四刷 06/2022
Version #1 DP
写了一个bug就是如果当前的i - coin >= 0的时候,还有可能i - coin是不能被组成的值
需要先check是不是Integer.MAX_VALUE
Time O(amount * #coins)
Space O(amount)
Runtime: 37 ms, faster than 36.73% of Java online submissions for Coin Change.
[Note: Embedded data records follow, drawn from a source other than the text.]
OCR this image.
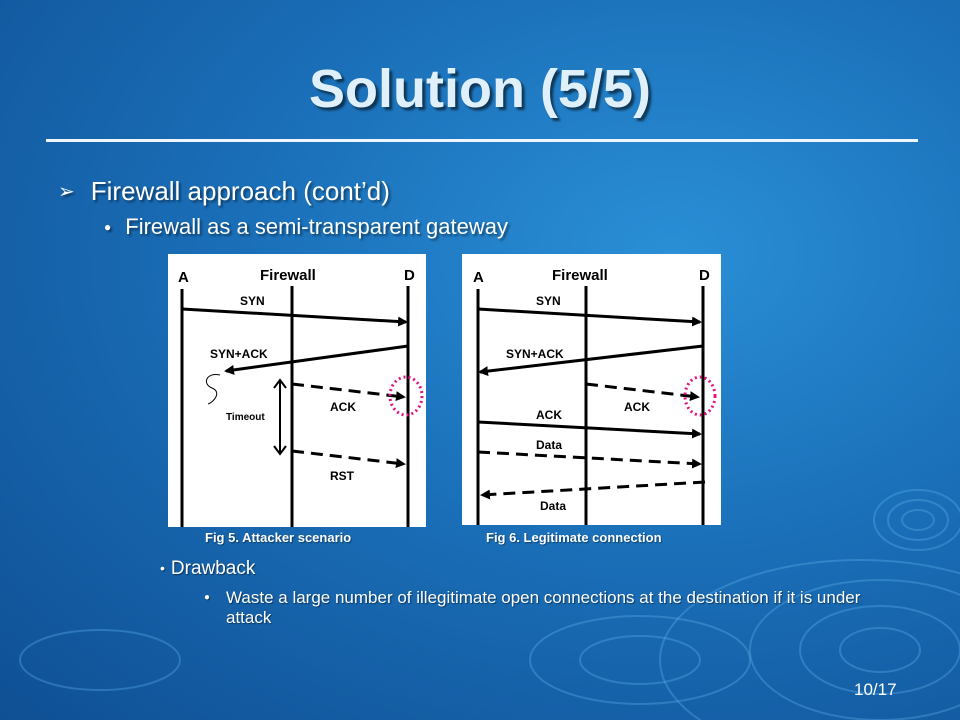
Solution (5/5)
➢ Firewall approach (cont’d)
● Firewall as a semi-transparent gateway
A	Firewall	D
SYN
SYN+ACK
Timeout
ACK
RST
Fig 5. Attacker scenario
A	Firewall	D
SYN
SYN+ACK
ACK
ACK
Data
Data
Fig 6. Legitimate connection
• Drawback
● Waste a large number of illegitimate open connections at the destination if it is under attack
10/17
Memory Usage: 44.8 MB, less than 72.04% of Java online submissions for Coin Change.
class Solution {
public int coinChange(int[] coins, int amount) {
int[] dp = new int[amount + 1];
Arrays.sort(coins);
for (int i = 1; i <= amount; i++) {
dp[i] = Integer.MAX_VALUE;
for (int coin : coins) {
if (coin > i) {
break;
}
if (dp[i - coin] == Integer.MAX_VALUE) {
continue;
}
dp[i] = Math.min(dp[i], 1 + dp[i - coin]);
}
}
return dp[amount] == Integer.MAX_VALUE ? -1 : dp[amount];
}
}
三刷
上来直接想到dfs了,看答案清一色的dp“Then we observed that this algorithm may compute coinChange of same amount for many times, which are kind of duplicate, if we can store "amount->fewest_coin_count" into hashtble, then we don't need to recompute again. Actually, this is DP (dynamic programming), aka. Memorization. So the final solution is to add hashtbl implementation to the previous solution and problem solved, this is of upper time complexity O(n^c), which is polynomial”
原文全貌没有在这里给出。